Tikkurila's disclosed estimates on the outlook for 2012


Interim Report on April 26, 2012: Outlook for 2012

Tikkurila reiterates its outlook for 2012.

In 2012, the GDP is expected to remain close to the 2011 levels or the GDP growth is expected to be low in the key market areas of Tikkurila. Further raw material cost increases are predicted, even though it is assumed that the raw material and packaging material cost inflation will be clearly lower than in 2011.

In 2012, Tikkurila expects the revenue growth to exceed the average GDP growth in Tikkurila's main market areas. As far as the profitability is concerned, Tikkurila expects EBIT in euro to stay at the same level as in 2011.

The estimates presented above are based on internal assessment reflecting management's most recent forecasts for full-year 2012 financial performance. These estimates are based on the assumption that foreign exchange rates would stay at the same level as the actual exchange rates on December 31, 2011. The estimates are also based on Tikkurila's current distribution network and business structure. The main market areas referred above include Russia, Sweden, Finland and Poland. Moreover, as announced during the fourth quarter of 2011, a group-wide efficiency program aiming at increasing competitiveness was launched in 2011 and it will be continued in 2012, and therefore the impact of the non-recurring expenses linked to the implementation of the efficiency program or of any potential major restructuring actions, regardless of their timing, are not taken into account in the guidance.


Financial Statement Release on February 16, 2012: Outlook for 2012

In 2012, the GDP is expected to remain close to the 2011 levels or the GDP growth is expected to be low in the key market areas of Tikkurila. Further raw material cost increases are predicted, even though it is assumed that the raw material and packaging material cost inflation will be clearly lower than in 2011.
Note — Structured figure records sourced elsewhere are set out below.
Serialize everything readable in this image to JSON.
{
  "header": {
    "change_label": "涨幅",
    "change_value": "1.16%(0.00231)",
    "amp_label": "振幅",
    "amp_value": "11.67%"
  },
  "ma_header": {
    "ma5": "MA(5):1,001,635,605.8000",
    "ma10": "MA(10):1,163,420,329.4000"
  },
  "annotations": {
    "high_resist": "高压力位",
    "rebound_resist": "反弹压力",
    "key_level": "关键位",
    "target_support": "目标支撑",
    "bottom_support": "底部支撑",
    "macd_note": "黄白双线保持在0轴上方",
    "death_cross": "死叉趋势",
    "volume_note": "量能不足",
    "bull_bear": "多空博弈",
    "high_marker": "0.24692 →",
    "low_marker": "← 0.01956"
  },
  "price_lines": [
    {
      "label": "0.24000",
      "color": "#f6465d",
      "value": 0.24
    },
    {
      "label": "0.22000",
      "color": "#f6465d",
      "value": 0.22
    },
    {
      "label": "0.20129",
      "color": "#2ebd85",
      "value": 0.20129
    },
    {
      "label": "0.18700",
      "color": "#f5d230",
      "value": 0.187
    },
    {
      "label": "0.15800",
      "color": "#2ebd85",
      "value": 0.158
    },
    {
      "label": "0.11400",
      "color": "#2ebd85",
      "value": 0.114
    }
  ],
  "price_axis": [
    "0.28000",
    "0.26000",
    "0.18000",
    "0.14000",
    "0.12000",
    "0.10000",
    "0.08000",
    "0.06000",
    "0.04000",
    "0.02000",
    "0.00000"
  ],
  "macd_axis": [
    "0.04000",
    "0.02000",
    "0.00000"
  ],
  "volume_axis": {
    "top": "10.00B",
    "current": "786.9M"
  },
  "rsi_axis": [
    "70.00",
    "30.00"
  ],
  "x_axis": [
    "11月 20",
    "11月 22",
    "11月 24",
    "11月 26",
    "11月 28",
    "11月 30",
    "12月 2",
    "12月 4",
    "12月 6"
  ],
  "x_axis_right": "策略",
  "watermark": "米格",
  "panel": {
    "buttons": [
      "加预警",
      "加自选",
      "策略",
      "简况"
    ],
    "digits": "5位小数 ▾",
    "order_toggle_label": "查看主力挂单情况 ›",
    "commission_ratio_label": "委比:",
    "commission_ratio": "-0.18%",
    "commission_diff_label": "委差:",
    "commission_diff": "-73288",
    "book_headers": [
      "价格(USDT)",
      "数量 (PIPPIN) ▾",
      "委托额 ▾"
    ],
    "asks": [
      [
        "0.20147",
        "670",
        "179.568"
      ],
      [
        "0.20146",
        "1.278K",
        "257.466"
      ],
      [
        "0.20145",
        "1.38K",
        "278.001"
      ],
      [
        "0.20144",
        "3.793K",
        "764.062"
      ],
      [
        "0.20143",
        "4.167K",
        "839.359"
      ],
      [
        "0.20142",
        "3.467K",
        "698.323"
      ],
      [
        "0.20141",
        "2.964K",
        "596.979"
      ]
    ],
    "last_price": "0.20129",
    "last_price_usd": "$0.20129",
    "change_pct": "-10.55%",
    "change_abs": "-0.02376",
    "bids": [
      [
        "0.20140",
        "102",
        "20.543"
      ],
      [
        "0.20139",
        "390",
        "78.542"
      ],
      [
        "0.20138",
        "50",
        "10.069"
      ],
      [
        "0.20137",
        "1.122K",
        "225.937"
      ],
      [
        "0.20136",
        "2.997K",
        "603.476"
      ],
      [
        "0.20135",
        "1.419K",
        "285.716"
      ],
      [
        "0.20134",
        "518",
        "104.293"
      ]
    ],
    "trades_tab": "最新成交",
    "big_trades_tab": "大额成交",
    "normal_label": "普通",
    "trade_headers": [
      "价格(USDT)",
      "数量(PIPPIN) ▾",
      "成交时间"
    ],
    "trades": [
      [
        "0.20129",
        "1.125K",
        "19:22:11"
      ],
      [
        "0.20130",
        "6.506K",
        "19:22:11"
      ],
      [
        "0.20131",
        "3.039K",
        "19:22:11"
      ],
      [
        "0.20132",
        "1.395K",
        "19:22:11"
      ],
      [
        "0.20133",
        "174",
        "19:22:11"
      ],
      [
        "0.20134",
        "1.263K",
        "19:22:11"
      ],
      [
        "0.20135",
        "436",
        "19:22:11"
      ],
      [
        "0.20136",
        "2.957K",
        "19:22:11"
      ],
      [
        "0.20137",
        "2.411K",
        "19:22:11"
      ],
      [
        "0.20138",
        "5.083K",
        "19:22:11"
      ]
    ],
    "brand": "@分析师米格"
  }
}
In 2012, Tikkurila expects the revenue growth to exceed the average GDP growth in Tikkurila's main market areas. As far as the profitability is concerned, Tikkurila expects EBIT in euro to stay at the same level as in 2011.

The estimates presented above are based on internal assessment reflecting management's most recent forecasts for full-year 2012 financial performance. These estimates are based on the assumption that foreign exchange rates would stay at the same level as the actual exchange rates on December 31, 2011. The estimates are also based on Tikkurila's current distribution network and business structure. The main market areas referred above include Russia, Sweden, Finland and Poland. Moreover, as announced during the fourth quarter of 2011, a group-wide efficiency program aiming at increasing competitiveness was launched in 2011 and it will be continued in 2012, and therefore the impact of the non-recurring expenses linked to the implementation of the efficiency program or of any potential major restructuring actions, regardless of their timing, are not taken into account in the guidance.